Prosecutor drops falsification rap vs RamaBy Julie M. Aurelio
Philippine Daily Inquirer
MANILA, Philippines—The Quezon City prosecutors’ office has thrown out a complaint against Annabelle Rama for allegedly faking the management contracts of Nadia Montenegro’s two children.
Assistant city prosecutor Diovie Macaraig-Calderon dismissed the falsification charge against Rama for insufficiency of evidence.
The fiscal pointed out that Montenegro’s signatures on the questioned management contracts matched specimens of her signature, showing they were made by one and the same person. The comparison, the fiscal said, was made by a handwriting expert from the National Bureau of Investigation.

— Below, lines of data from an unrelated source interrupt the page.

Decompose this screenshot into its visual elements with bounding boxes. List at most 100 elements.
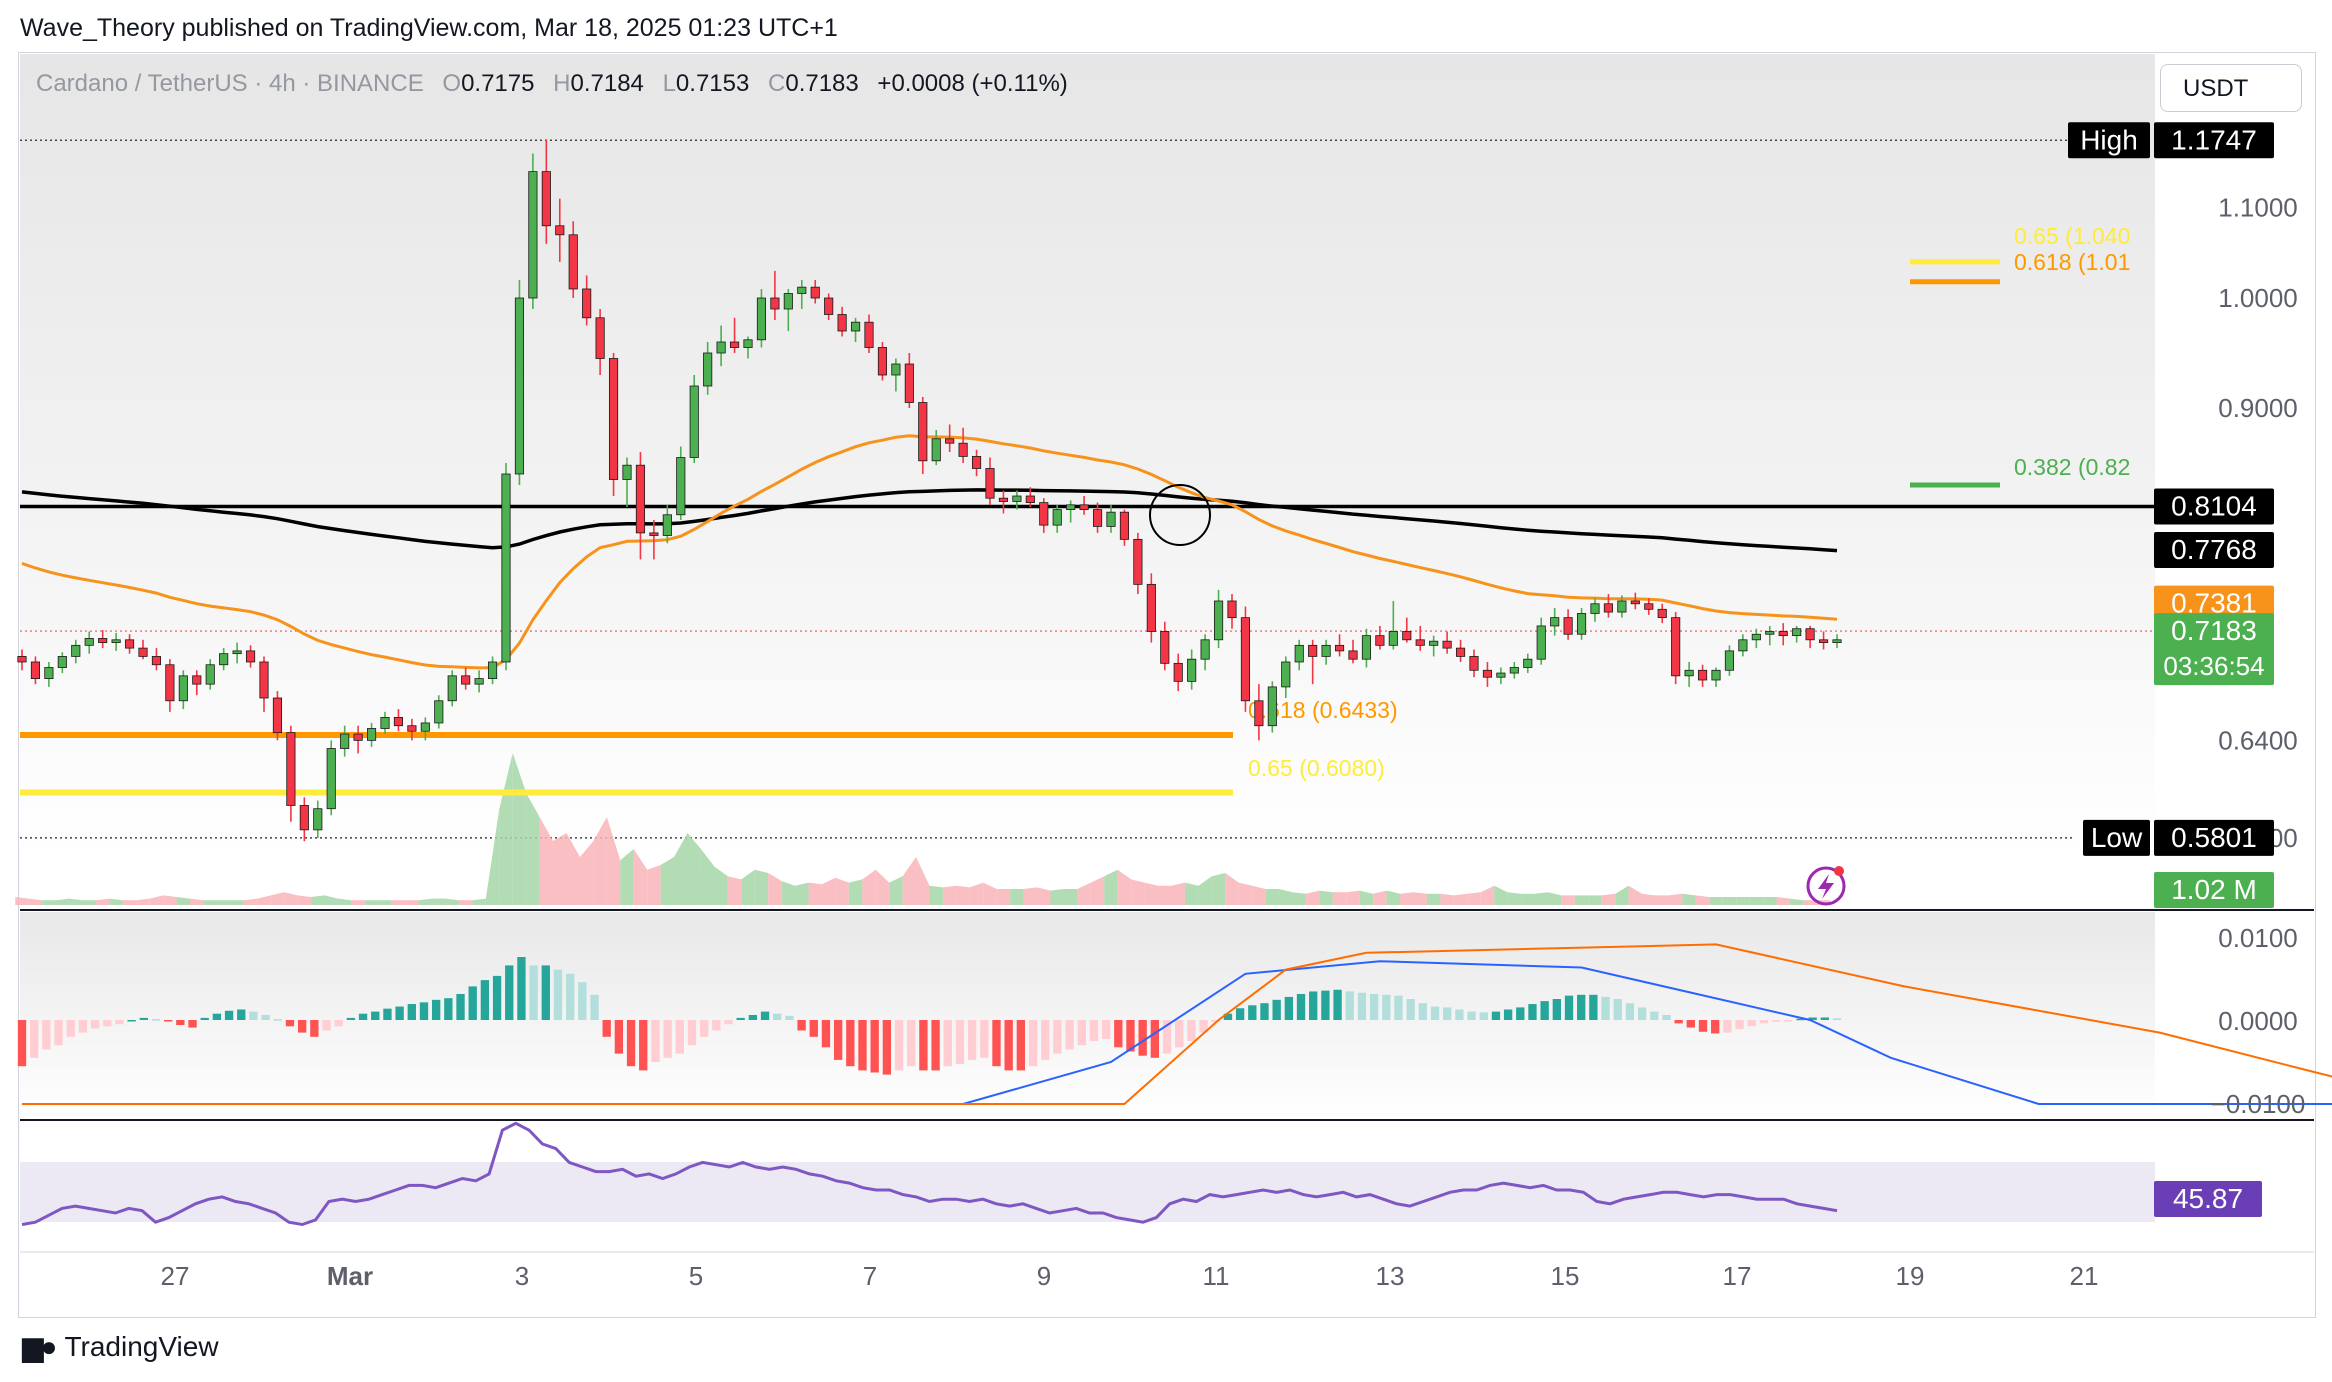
volume-bar xyxy=(1305,890,1320,905)
candle-body xyxy=(1657,608,1667,619)
candle-body xyxy=(30,661,41,679)
candle-body xyxy=(729,341,740,348)
volume-value-label: 1.02 M xyxy=(2171,874,2257,905)
candle-body xyxy=(1415,639,1425,646)
volume-bar xyxy=(1252,885,1266,905)
volume-bar xyxy=(230,900,244,905)
price-tick-label: 0.6400 xyxy=(2218,725,2298,755)
volume-bar xyxy=(526,793,540,905)
volume-bar xyxy=(1346,890,1360,905)
macd-histogram-bar xyxy=(1820,1017,1829,1020)
macd-histogram-bar xyxy=(736,1017,745,1020)
macd-pane xyxy=(17,943,2332,1105)
volume-bar xyxy=(1803,900,1817,905)
macd-histogram-bar xyxy=(797,1020,806,1031)
volume-bar xyxy=(1386,890,1401,905)
volume-bar xyxy=(1104,869,1118,905)
candle-body xyxy=(1523,658,1533,668)
volume-bar xyxy=(1440,893,1454,905)
macd-histogram-bar xyxy=(431,999,441,1020)
date-tick-label: 3 xyxy=(515,1261,529,1291)
macd-histogram-bar xyxy=(1430,1006,1440,1020)
candle-body xyxy=(178,675,188,702)
macd-histogram-bar xyxy=(724,1020,733,1025)
candle-body xyxy=(1792,628,1802,637)
macd-histogram-bar xyxy=(1479,1012,1488,1020)
lightning-bolt-icon xyxy=(1818,874,1834,899)
macd-histogram-bar xyxy=(1564,995,1574,1020)
volume-bar xyxy=(1655,895,1669,905)
volume-bar xyxy=(875,869,890,905)
volume-bar xyxy=(1292,892,1306,905)
macd-histogram-bar xyxy=(90,1020,100,1029)
price-label-last xyxy=(2154,613,2274,686)
candle-body xyxy=(420,722,430,732)
currency-button[interactable]: USDT xyxy=(2160,64,2302,112)
volume-bar xyxy=(1426,893,1441,905)
volume-bar xyxy=(297,895,312,905)
candle-body xyxy=(340,733,350,749)
volume-bar xyxy=(28,898,43,905)
candle-body xyxy=(1133,538,1143,585)
volume-bar xyxy=(1063,889,1078,905)
date-tick-label: 27 xyxy=(161,1261,190,1291)
date-tick-label: 7 xyxy=(863,1261,877,1291)
macd-histogram-bar xyxy=(54,1020,63,1046)
candle-body xyxy=(1630,600,1640,605)
macd-histogram-bar xyxy=(346,1017,356,1020)
candle-body xyxy=(232,650,242,655)
macd-histogram-bar xyxy=(371,1011,380,1020)
candle-body xyxy=(877,347,888,376)
candle-body xyxy=(1576,613,1587,635)
macd-histogram-bar xyxy=(1382,994,1391,1020)
macd-histogram-bar xyxy=(1711,1020,1720,1034)
candle-body xyxy=(662,514,672,536)
candle-body xyxy=(205,664,215,685)
candle-body xyxy=(1361,635,1372,660)
volume-bar xyxy=(1789,898,1804,905)
volume-bar xyxy=(1211,873,1226,905)
volume-bar xyxy=(458,900,473,905)
candle-body xyxy=(1644,603,1654,610)
chart-grid xyxy=(20,139,2314,1253)
publisher-caption: Wave_Theory published on TradingView.com… xyxy=(20,14,838,42)
macd-histogram-bar xyxy=(261,1014,270,1020)
macd-histogram-bar xyxy=(1796,1018,1805,1021)
macd-histogram-bar xyxy=(833,1020,843,1060)
macd-histogram-bar xyxy=(66,1020,75,1037)
volume-bar xyxy=(1265,889,1280,905)
fib-label: 0.618 (1.01 xyxy=(2014,249,2130,275)
candle-body xyxy=(326,748,336,810)
macd-histogram-bar xyxy=(1114,1020,1123,1048)
price-tick-label: 1.0000 xyxy=(2218,283,2298,313)
candle-body xyxy=(958,442,968,457)
tradingview-logo[interactable]: ▆● TradingView xyxy=(22,1330,219,1363)
candle-body xyxy=(891,363,901,376)
candle-body xyxy=(797,286,807,294)
macd-histogram-bar xyxy=(1260,1003,1269,1020)
volume-bar xyxy=(754,869,769,905)
candle-body xyxy=(501,473,511,663)
price-label-tag xyxy=(2068,122,2150,159)
candle-body xyxy=(1200,639,1210,660)
candle-body xyxy=(286,732,296,806)
macd-histogram-bar xyxy=(200,1017,209,1020)
macd-histogram-bar xyxy=(541,965,550,1020)
candle-body xyxy=(71,644,81,657)
macd-histogram-bar xyxy=(1503,1009,1513,1020)
macd-histogram-bar xyxy=(1735,1020,1744,1030)
candle-body xyxy=(1671,617,1681,677)
macd-histogram-bar xyxy=(1296,993,1306,1020)
candle-body xyxy=(1832,639,1842,643)
price-label-value: 0.5801 xyxy=(2171,822,2257,853)
macd-histogram-bar xyxy=(870,1020,879,1073)
macd-histogram-bar xyxy=(395,1006,404,1020)
candle-body xyxy=(528,171,538,299)
candle-body xyxy=(447,675,457,702)
candle-body xyxy=(1805,628,1815,641)
volume-bar xyxy=(243,898,258,905)
volume-bar xyxy=(929,885,943,905)
high-value: 0.7184 xyxy=(570,70,644,97)
volume-bar xyxy=(902,857,917,905)
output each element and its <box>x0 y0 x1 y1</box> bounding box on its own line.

“After a careful consideration of the foregoing, the undersigned finds and so holds that there is no probable cause to charge the respondent Rama with the above-mentioned offense,” said the prosecutor’s resolution dated June 18.
Montenegro’s complaint of falsification and use of falsified documents under the Revised Penal Code is just one in a string of cases she filed against the talent manager.
The controversy stemmed from Montenegro’s allegations of child abuse against Rama over the latter’s managing of the showbiz careers of the former’s teenage daughters.
In her complaint, Montenegro said she was surprised to learn from a GMA Films executive in October 2011 that her two younger daughters were covered by a management contract with Rama.
The former actress denied having ever signed any agreement for Rama to manage the movie careers of her children.
For her part, the talent manager maintained that it was Montenegro who asked her to manage her daughters, and that Montenegro voluntarily signed the contracts for four of her daughters on April 16, 2010.
At Montenegro’s request, the NBI compared her signatures on the originals of the management contracts with her signature on two checks issued by her and eight specimen signatures.
In the resolution, Macaraig-Calderon noted that the NBI handwriting analysis pointed to “significant similarities in handwriting characteristics and habits” between Montenegro’s specimen signatures and the assailed signatures on the contracts.
“Considering that the NBI has found through the use of scientific methods that the questioned signatures and the specimen signatures were written by one and the same person and there being no evidence submitted by the complainant to support her claim, the undersigned is constrained to dismiss the instant complaint for insufficiency of evidence,” the resolution said.